Set $u= x^{1/\alpha} $ then $$ x \cdot \log(x)^\alpha=( x^{1/\alpha} \cdot \log(x))^\alpha = (\alpha x^{1/\alpha} \cdot \log(x^{1/\alpha}))^\alpha = (\alpha u \log(u))^\alpha$$

Hence,

$$\lim_{x \to 0} x \cdot (\log(x))^\alpha =\lim_{u \to 0} (\alpha u \cdot \log u)^\alpha = 0$$

Answer 2

Note that the limit is not well defined for $\alpha$ real since $\log x<0$ for $x\to 0^+$, thus assume $\alpha\in\mathbb{N}$.

It is immediate to prove the limit by reiterating l'Hopital, indeed let $x=\frac1y \quad y\to+\infty$

$$x \cdot (\log x)^\alpha=\frac{(-\log y)^{\alpha}}{y}\stackrel{\text{H.R.}}=\frac{-\alpha(-\log y)^{\alpha-1}}{y}...$$

and so on till the exponent for $\log$ is $0$, then

$$...=\frac{c}{y}\to 0$$

As an alternative let $x=e^{-z} \quad z\to+\infty$, thus

$$x \cdot (\log x)^\alpha=\frac{(-z)^{\alpha}}{e^z}\to0$$

which is a standard limit.

Answer 3

if you want another really easy way to do it

$x* \log^\alpha x=\frac{(-\log\frac{1}{x})^\alpha}{\frac{1}{x}}=\frac{(-\log u)^\alpha}{u}=\Big(\frac{-\log u}{u^\frac{1}{\alpha}}\Big)^\alpha$

By making the change of variables $u=1/x$ the limits go to infinity instead of zero.
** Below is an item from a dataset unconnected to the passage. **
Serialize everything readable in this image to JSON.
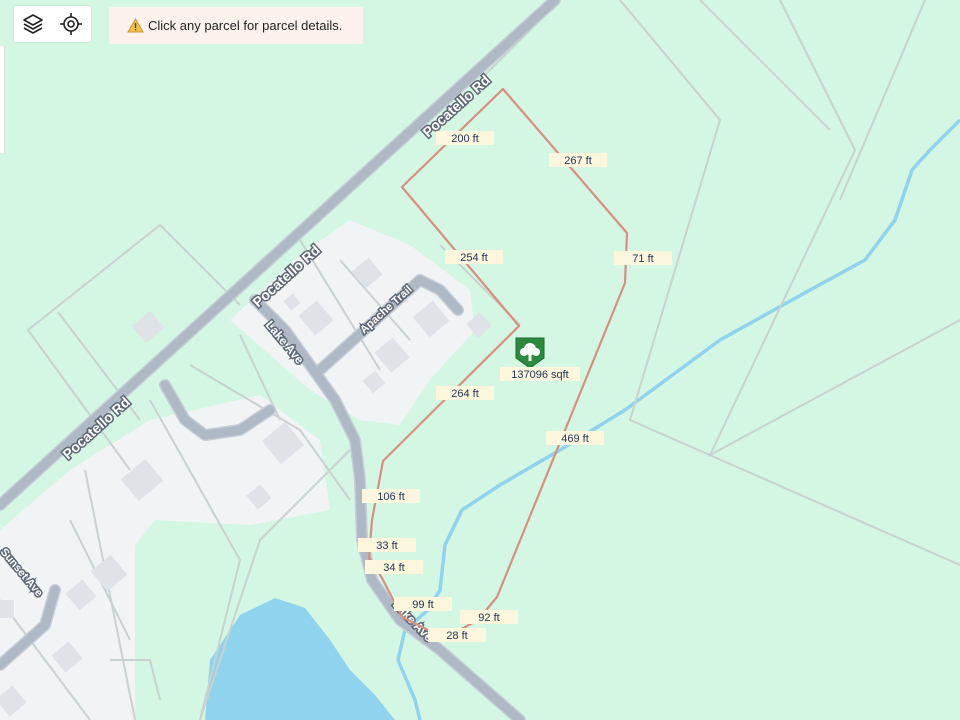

Now you apply you only need to apply L'hopital's rule once inside the parentheses. I'm going to clean this up a bit by saying $\alpha=1/f$

$-\frac{1}{u}*(fu^{f-1})^{-1}=-(fu^f)^{-1}$

And thus, for any finite f>0, the limit goes to zero.